This was a really interesting novel told through stories – not nearly as madcap as A Visit From the Goon Squad but a similar idea / form. The establishing story reveals the origin of what will be a super bug, a pandemic with horrific consequences. Each subsequent story picks up on a related aspect of the ensuing hundreds (or, in some cases, thousands) of years during and post pandemic. Each story explores something a little different – grief writ large, as the world experiences during a devastating pandemic; the cottage industries that spring up to accommodate a world forced to confront so much death (here Nagamatsu imagines some truly creepy and yet JUST plausible innovations to the “funerary economy”). While Nagamatsu isn’t afraid to explore the consequences of the pandemic with creativity, this is also a novel that is at its core about people relating to one another. Parents and children deal with separation, difficult reunions, and the impossible ways we treat the people we love the most. He writes about yearning for connection, even if it is in the most obscure of places.

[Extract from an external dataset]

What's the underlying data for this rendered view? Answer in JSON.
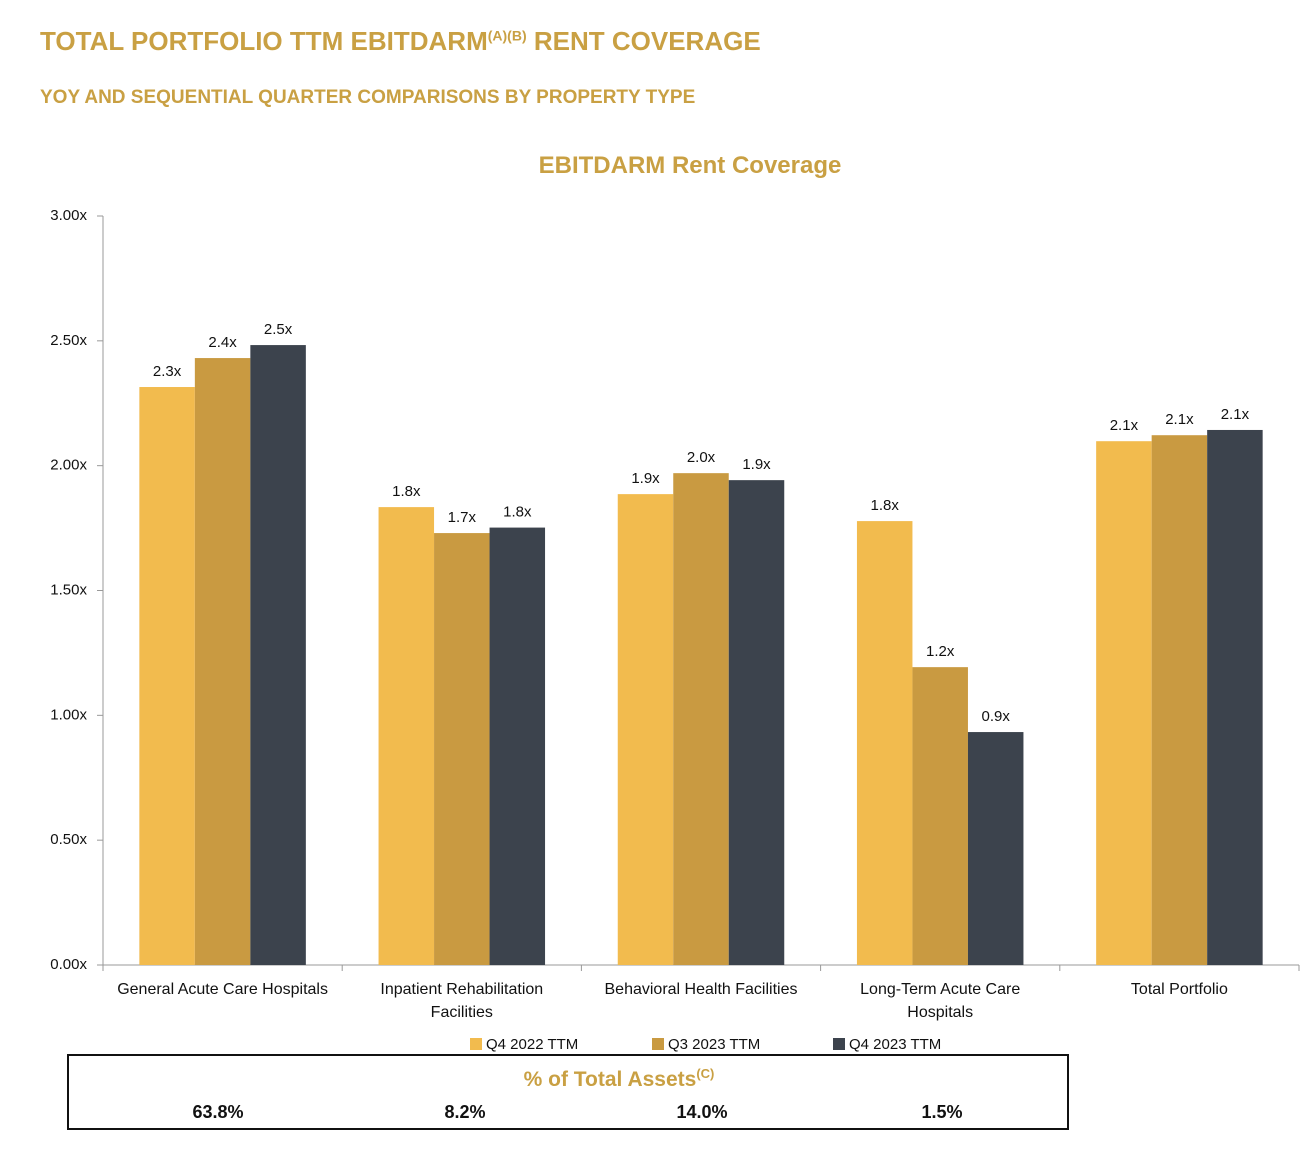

The novel begins with a grieving father, attempting to complete the mission his daughter, Clara, was a part of in Siberia before her tragic death. When Cliff joins the research team, he’s intending to help them learn more about their recent discovery – a preserved prehistoric child they call Annie. He doesn’t know that he is setting in motion the events that will spread a horrific disease around the world – he just wants to finish what his world-traveling daughter could not. As we travel around the world through each of the following chapters, we will hear echoes of this story – paintings by Clara’s artist mother show up, another chapter focuses on what happens to Clara’s mother and daughter as the planet searches desperately for a way to continue humanity. There are moments of mundane connection that receive their payoff in off-hand comments by characters in later chapters, children who age (or, tragically, do not) and endure through another story. This is a book about the way that we are so terrible at loving, and yet so incapable of stopping ourselves from giving it a go – we end up in absurd situations, like developing a parental relationship towards a semi-sentient pig.
The final chapter provides a sort of wrap-up that I’m not quite sure worked well for me (it was maybe a bit TOO much). It’s not exactly a festive novel, something about the tone made me think it might be better suited to summertime (maybe because there are more opportunities for stepping outside, contemplating the vastness of what we’re dealing with here). It manages to present an outlook that is equal parts heartbreaking and fulfilling. The writing is lovely – it’s both a quick read and a slow, meditative book. When you’re in the mood for something a bit bleak but still connected to humanity, give this a go.